Frescobaldi Consort ‘Fa dolce Melodia’
2 februari 2003, Lutherse Kerk, Hamburgerstraat, Utrecht
Genre: Barok
Componisten/uitvoerenden: Antonio Bertali | Biagio Marini | Dario Castello | Girolamo Frescobaldi | Heinrich Ignaz Franz von Biber
Opnametechniek: Fokke de Boer
Wij hebben Sweelinck, Italië heeft Frescobaldi. Van twee kanten bouwden zijn een traditie op.
Wat zou het leuk zijn hè, als Nederland en Italië nog eens een verbeten strijd gingen uitvoeren wie er nou eigenlijk de vader van de klaviermuziek is, Sweelinck of Frescobaldi. Verhitte polemieken, uitgebreide artikelen waarin het eigen gelijk wordt gehaald, en in het spoor daarvan een hele sloot aan Nederlanders en Italianen die in hun chauvinistische ijver deze oude zeventiende-eeuwse muziek gaan opzoeken en zelf leren spelen…

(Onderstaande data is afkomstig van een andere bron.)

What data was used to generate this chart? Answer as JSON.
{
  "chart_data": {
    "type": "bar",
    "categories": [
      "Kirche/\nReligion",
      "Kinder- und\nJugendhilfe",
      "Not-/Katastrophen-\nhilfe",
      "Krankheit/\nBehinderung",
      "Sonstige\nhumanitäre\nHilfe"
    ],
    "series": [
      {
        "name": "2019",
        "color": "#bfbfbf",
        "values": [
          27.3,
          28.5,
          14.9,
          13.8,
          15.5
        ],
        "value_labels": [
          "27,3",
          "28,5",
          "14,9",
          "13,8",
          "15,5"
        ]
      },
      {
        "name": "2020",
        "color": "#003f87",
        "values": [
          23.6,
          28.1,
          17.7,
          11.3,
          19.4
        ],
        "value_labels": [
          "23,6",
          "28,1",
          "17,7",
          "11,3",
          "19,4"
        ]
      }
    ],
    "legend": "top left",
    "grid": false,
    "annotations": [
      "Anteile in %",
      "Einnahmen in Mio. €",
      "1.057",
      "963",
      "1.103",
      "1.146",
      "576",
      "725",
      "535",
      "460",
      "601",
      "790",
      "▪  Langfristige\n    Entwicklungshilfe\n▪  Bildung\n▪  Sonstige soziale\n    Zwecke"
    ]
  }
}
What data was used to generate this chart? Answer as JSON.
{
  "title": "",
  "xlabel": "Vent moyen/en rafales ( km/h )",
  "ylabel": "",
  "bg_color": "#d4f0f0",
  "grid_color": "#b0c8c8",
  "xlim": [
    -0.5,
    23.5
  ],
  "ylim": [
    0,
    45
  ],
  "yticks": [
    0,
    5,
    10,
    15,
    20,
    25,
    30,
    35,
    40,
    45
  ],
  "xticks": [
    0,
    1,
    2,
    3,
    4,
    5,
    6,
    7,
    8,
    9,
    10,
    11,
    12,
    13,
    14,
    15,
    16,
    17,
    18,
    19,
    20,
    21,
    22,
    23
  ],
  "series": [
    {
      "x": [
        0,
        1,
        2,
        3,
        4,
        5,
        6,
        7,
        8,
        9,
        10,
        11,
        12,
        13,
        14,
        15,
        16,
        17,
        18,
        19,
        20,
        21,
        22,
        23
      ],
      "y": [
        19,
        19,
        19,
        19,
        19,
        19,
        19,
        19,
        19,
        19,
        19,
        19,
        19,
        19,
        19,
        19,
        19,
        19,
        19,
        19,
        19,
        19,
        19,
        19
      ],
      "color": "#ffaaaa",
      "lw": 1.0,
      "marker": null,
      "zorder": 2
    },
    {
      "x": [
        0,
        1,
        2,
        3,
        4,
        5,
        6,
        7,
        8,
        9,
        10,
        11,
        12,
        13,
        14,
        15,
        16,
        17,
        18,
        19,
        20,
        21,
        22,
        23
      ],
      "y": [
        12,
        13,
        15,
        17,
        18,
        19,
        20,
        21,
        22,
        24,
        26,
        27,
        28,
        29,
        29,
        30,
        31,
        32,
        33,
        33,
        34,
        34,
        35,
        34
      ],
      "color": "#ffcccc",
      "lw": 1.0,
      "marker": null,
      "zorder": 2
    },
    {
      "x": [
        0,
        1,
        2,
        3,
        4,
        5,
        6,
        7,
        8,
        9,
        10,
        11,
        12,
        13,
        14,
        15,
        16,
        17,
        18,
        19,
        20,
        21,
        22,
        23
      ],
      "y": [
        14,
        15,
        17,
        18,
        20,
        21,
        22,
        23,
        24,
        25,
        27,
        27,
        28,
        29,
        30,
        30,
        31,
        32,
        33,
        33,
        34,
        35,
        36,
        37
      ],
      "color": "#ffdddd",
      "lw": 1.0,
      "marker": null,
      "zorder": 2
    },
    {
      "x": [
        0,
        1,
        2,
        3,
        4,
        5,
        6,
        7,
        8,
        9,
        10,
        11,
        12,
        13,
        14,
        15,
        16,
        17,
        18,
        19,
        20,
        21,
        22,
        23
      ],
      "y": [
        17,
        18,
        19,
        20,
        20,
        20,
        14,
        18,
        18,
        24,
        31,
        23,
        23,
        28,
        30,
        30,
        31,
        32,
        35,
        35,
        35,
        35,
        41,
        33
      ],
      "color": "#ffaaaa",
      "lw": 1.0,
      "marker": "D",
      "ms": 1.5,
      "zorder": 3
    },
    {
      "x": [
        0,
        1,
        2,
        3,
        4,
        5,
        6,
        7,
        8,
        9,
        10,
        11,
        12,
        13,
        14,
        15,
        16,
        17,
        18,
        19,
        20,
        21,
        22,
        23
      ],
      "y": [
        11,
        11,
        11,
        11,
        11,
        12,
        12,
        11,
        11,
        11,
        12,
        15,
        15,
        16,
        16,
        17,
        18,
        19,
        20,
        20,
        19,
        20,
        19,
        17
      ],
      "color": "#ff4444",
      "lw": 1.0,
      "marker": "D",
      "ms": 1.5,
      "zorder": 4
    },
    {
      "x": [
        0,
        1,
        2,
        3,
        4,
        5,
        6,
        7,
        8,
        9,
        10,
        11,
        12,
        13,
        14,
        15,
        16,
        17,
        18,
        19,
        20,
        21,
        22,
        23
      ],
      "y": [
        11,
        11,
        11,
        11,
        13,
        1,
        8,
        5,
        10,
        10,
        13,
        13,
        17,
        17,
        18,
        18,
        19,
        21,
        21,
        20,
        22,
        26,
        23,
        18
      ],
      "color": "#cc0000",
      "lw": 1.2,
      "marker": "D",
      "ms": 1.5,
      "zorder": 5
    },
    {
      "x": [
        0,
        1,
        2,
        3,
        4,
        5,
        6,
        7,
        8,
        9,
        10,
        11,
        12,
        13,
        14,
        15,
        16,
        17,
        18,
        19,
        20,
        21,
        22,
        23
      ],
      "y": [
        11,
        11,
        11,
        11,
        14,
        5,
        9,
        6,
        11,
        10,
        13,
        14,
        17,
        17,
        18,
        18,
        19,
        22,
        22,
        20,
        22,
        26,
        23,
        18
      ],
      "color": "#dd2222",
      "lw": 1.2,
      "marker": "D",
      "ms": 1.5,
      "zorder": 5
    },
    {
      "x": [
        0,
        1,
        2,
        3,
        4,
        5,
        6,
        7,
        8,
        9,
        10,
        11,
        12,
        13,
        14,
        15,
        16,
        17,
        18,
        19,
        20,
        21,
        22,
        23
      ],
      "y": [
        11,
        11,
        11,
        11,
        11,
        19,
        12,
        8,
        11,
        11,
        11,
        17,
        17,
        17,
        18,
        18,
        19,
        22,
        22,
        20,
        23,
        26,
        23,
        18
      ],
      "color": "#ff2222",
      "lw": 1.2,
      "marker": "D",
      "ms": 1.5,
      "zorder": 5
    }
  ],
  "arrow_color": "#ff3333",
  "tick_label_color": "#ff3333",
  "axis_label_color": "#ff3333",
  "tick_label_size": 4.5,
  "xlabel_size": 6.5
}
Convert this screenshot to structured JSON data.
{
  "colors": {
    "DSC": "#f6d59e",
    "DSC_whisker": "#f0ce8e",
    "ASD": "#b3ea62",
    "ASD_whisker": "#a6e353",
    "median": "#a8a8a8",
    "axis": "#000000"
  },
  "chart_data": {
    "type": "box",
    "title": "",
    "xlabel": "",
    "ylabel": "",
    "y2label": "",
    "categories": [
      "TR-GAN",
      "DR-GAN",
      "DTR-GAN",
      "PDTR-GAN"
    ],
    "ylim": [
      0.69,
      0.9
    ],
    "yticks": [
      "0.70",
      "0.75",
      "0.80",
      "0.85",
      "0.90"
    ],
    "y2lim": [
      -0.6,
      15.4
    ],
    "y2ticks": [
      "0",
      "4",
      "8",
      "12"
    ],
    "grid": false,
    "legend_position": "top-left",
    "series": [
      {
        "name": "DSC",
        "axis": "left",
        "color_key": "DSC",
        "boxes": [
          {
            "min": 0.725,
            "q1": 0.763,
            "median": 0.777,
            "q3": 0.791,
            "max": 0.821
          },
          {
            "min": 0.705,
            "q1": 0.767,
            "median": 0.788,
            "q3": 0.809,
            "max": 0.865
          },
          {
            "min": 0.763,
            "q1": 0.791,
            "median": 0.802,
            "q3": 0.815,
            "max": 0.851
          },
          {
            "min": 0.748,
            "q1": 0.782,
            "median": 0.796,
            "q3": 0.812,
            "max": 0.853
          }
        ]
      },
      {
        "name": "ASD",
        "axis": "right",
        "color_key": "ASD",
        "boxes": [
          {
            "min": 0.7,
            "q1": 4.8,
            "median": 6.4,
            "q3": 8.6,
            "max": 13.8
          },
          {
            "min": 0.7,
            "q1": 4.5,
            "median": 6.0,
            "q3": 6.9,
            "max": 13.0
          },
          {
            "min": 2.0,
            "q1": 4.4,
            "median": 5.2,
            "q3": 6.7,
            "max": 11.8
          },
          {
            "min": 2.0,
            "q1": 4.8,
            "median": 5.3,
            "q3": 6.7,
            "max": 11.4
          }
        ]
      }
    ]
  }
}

Maar nee, in die tijd leven we niet meer. Wij zijn nuchter genoeg om te erkennen dat Sweelinck en Frescobaldi allebei op hun eigen manier onmisbaar waren voor de barokke klaviermuziek. Sweelinck stichtte de Noord-Duitse orgelschool, Frescobaldi bracht in Italië en Zuid-Duitsland. Allebei waren ze werkzaam aan het begin van de zeventiende eeuw, de tijd waarin instrumentale muziek steeds meer geaccepteerd werd. Dat merken we wel aan de vele tijdgenoten van hem die we hier horen. Deels gewoon collega’s, deels navolgers.
Tegen het einde van het concert horen we ook de beroemde chaconne voor viool solo van Biber. Deze Zuid-Duitser was bijna een eeuw later actief. In zijn muziek horen we tot welke hoogten de instrumentale muziek, mede dankzij Frescobaldi, intussen gegroeid is.